The third post in Red Reporter's count down of the 10 Greatest Moments in Reds All Star History. This is my attempt to rank the most memorable and exciting moments relevant to the Cincinnati Reds in the history of the Mid Summer Classic.
July 8, 1947
In the pantheon of Reds pitching greats, Ewell Blackwell gets a bit of a short shrift. Riverfront76 places him 50th on the list of the Top 100 Reds, ahead of the likes of Browning, Franco, Purkey and Vander Meer. Yet he probably has the least name recognition of any in that group. And it's not just because he pitched way back in the 40s and 50s. Vander Meer pitched from '37-'51, but despite compiling a less distinguished career than Blackwell, his legacy is secured on the wings of his back-to-back no-hitters. Blackwell nearly replicated Vander Meer's feat in 1947. Just over two weeks after the Marshall Plan had come down, he took a no-no into the 9th inning against Brooklyn on June 22 after having successfully pulled one off against the Boston Braves in his previous start.
Though sadly far from unique for his time, Blackwell had a streak of bigotry, spewing racial epithets directed at Jackie Robinson (despite the fact that it had been broken up by Eddie Stanky) in a fit of frustration after his second no-hit bid ended. Despite some ambivalence about him, Blackwell hasn't exactly been consigned to the dustbin of history either. Miami University grad and reknowned illustrator C.F. Payne recognized Blackwell's place in Reds history, incorporating him into his Redsland Forever piece, right over Joe Morgan's right shoulder.

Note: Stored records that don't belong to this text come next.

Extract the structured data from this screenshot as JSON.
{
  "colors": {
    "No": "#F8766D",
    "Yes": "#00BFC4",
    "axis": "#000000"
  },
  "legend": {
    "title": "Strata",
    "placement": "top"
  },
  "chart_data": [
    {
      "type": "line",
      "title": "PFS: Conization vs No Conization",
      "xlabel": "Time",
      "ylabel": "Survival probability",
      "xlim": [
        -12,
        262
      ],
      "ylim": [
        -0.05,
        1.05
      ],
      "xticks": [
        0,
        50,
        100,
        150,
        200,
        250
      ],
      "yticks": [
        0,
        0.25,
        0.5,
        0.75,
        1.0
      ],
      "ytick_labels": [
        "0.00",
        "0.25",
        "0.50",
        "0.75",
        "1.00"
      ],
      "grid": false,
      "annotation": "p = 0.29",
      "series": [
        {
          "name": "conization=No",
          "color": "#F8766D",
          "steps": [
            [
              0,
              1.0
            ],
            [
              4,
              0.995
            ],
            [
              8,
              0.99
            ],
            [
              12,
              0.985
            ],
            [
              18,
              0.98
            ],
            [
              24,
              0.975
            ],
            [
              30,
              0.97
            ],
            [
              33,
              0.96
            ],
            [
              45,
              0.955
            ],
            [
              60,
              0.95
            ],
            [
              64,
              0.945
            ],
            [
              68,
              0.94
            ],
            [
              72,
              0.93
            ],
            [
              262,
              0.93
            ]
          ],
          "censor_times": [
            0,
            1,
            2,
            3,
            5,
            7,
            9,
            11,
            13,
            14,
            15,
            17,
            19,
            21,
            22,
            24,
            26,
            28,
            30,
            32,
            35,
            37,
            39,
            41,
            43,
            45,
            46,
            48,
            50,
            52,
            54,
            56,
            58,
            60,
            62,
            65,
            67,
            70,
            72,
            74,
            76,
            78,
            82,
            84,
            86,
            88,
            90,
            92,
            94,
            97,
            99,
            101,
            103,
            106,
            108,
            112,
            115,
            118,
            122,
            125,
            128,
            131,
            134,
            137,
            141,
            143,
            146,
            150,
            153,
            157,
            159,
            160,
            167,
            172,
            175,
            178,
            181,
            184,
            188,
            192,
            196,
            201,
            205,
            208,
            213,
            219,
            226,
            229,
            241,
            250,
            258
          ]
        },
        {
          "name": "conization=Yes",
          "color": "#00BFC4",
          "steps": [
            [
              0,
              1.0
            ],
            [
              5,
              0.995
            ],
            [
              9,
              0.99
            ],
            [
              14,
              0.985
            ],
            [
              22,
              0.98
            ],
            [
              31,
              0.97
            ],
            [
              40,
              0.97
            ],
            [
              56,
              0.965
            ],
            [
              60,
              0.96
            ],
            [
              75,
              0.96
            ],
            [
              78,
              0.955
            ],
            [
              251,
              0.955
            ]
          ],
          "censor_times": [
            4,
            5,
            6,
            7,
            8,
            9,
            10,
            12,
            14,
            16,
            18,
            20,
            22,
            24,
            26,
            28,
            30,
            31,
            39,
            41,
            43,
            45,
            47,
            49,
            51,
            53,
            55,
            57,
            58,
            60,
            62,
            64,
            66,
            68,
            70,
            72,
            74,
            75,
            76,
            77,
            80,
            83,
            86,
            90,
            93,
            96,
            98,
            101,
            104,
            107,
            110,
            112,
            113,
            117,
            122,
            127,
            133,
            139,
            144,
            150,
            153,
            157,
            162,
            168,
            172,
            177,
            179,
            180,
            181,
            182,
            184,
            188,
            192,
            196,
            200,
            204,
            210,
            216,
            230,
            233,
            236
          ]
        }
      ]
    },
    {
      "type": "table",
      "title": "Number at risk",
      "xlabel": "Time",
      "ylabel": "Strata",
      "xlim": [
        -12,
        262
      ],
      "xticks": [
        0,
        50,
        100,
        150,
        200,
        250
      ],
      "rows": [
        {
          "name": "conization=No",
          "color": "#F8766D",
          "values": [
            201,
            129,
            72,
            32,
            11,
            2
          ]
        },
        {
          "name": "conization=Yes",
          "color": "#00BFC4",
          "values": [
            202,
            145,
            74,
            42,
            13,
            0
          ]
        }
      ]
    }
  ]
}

Blackwell began his Reds career at age 19, during the fateful year of 1942. He appeared in only two games that season and was drafted to serve in the 71st Infantry under General Patton. He would not return to baseball until 1946, though he was only 23 after his discharge. If there was any rust, it wasn't visible. His first season back was excellent, but '47 was undoubtedly his best season. On top of almost pulling a Vander Meer, Blackwell put up a 2.47 ERA, threw 23 CGs, set a career-best WHIP (1.179) and led the league in wins, Ks, K/9, K/BB and HR/9 - a microscopic 0.3-per-9 (His '46 mark was improbably better: 1 HR in 194.1 IP). Had there been a Cy Young award, Blackwell would have won it.
Like Vander Meer before him, Blackwell enterred the '47 All Star Game on the heels of two recent, back-to-back command performances. His ERA also stood on July 8 at a season-low 2.10. 1947 would be the second of six consecutive All Star appointments for Blackwell while playing for some truly terrible Reds teams. '47 would the club's best year in that stretch, finishing 5th of 8 NL teams. Bert Haas and Eddie Miller were the other two Reds represented on the NL side that year, though Blackwell would be the lone Red in 1948.
Blackwell was famous for his unorthodox sidearm delivery, which garnered the nickname The Whip. Though it became extremely taxing on his right arm, it had National League hitters absolutely befuddled in 1946 and '47. American Leaguers had only seen it up-close for 2.2 innings of work during the '46 All Star Game. Just one day after the "Roswell Incident" is reputed to have taken place in New Mexico, Blackwell took the mound at Wrigley Field on July 8 as the NL's starter. He faced an AL order that included a 3-4-5 of Ted Williams, Joe DiMaggio and Lou Boudreau.
Blackwell's stuff was a complete puzzle for the AL All Stars. He struck out Ted Williams to complete a 1-2-3 first. There was trouble in the 2nd, but two more strikeouts stranded DiMaggio at 2nd after a leadoff single. Blackwell's final inning of work was a 1-2-3 jobber. He completed the semi-standard 3 frames of All Star toil with 4 K, only 1 H, 0 ER, tying the AL starter Hal Newhouser for highest Win Probability Added. It was a losing effort for the NL, but Blackwell had further established his foothold in a climb to becoming one of the game's elite pitchers of his era.
Blackwell is one of a host of All Star "what if" players, firmly planted in the Hall of Very Good, but not deemed worthy of Cooperstown. Had Blackwell not missed nearly four years to the War and had his career truncated at Age 32 by arm injury related to his delivery, it's an easy leap to see him in the Hall of Fame. As it stands, Blackwell remains one of the great Reds pitchers in history, one that came of age during the War and soared to greatness after the fighting stopped.